Serverless WebSockets with Cloudflare Durable Objects
For apps that need global edge deployment with no long-lived server, Cloudflare Durable Objects keep a single-threaded WebSocket hub per room. Each Durable Object instance holds the connection state for one chat room, and Cloudflare routes clients to the right instance on its own. It scales worldwide and costs about $0.15 per million WebSocket messages. That is a solid option when running your own servers is not practical.
Wrapping Up
The whole build, server, client, and styles, fits in three small files. No build step, and no dependencies beyond the ws package. The WebSocket protocol does the hard part of holding two-way connections open. Plain JavaScript is more than enough to build a snappy chat UI.

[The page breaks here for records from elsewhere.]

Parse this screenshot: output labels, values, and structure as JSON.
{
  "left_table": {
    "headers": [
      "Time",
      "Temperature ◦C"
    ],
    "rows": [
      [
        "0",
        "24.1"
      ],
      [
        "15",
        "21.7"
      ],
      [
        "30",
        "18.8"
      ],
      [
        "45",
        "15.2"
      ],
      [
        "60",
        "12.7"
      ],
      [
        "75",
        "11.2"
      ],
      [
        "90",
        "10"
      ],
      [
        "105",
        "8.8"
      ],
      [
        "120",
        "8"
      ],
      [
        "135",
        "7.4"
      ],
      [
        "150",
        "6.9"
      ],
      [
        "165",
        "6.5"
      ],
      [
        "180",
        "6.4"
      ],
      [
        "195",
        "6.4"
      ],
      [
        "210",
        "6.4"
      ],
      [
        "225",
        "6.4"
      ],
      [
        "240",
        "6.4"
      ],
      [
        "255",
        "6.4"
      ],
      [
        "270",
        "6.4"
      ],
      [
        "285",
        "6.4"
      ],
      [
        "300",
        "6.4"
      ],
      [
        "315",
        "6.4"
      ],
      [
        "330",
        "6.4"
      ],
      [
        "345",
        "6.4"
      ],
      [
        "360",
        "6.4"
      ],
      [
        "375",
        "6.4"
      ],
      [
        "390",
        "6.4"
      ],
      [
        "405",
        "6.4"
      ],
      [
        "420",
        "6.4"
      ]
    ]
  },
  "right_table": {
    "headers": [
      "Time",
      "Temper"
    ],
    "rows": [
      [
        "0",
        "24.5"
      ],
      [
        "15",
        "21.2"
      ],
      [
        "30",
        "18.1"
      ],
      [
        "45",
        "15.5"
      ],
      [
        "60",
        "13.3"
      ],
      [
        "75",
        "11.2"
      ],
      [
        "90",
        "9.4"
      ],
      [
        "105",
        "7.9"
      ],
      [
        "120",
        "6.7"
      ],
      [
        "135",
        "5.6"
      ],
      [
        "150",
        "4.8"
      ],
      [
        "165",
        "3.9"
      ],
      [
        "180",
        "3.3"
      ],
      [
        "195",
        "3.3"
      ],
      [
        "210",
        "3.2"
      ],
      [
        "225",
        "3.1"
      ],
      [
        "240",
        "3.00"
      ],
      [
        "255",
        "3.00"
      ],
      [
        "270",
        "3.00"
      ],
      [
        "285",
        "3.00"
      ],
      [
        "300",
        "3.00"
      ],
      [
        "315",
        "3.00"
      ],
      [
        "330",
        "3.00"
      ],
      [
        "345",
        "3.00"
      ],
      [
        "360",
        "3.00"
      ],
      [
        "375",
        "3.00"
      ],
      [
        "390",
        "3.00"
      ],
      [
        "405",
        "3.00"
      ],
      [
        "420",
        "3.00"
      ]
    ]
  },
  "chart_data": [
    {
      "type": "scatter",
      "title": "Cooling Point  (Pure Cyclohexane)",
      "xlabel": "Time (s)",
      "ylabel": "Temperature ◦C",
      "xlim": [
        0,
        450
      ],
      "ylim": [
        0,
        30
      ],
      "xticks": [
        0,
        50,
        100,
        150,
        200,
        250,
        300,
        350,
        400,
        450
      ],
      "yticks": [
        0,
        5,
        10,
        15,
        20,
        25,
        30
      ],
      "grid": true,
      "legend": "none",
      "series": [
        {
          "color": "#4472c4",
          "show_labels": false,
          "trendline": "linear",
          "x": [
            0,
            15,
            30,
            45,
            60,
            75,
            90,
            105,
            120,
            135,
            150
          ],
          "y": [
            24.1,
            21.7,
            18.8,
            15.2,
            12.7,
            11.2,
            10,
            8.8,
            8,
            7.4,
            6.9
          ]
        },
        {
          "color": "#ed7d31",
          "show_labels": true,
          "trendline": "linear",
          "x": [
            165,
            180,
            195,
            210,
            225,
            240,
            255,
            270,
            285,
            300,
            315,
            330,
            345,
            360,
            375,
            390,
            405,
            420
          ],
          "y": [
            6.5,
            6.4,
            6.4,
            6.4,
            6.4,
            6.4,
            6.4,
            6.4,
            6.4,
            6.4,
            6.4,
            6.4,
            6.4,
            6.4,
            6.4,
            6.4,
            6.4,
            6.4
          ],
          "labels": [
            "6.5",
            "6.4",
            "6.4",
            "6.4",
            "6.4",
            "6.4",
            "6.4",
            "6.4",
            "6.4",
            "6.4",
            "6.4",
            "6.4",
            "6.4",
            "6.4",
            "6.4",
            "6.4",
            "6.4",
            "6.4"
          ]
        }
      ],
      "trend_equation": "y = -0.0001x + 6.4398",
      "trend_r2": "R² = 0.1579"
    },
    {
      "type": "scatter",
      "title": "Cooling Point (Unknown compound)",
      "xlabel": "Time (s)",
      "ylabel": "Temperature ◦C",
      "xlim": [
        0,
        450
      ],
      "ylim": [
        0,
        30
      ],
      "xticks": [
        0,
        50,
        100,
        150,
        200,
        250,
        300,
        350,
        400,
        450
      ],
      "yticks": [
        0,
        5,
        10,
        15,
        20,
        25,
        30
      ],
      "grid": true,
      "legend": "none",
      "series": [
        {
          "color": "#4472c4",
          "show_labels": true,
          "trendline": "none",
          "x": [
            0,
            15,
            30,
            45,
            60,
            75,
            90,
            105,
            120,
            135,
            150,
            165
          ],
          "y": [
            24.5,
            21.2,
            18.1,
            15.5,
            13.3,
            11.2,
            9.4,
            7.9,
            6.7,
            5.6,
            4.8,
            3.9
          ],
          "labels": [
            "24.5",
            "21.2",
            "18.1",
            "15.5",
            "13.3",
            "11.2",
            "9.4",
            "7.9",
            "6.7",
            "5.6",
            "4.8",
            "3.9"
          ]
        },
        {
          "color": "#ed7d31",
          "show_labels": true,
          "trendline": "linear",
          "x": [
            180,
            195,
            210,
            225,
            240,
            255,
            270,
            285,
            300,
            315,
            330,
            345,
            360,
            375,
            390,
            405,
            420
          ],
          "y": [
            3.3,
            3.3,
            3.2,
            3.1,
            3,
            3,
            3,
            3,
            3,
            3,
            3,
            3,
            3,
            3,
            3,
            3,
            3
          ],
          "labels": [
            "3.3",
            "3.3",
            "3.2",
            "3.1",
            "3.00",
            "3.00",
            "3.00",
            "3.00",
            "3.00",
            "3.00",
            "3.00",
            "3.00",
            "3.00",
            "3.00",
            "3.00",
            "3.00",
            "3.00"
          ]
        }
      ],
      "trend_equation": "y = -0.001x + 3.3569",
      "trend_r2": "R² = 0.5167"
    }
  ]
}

For a production deploy, add authentication during the upgrade handshake, rate limiting in the message handler, heartbeat pings to catch dead connections, and TLS through a reverse proxy. If you outgrow one process, Redis Pub/Sub links many server instances. None of these change the core design. They layer on top of the same broadcast pattern shown here.
Drop the full source for this tutorial into any directory and run it with node server.js. Open a few browser tabs at index.html, and you have a working multi-user chat room in under a minute.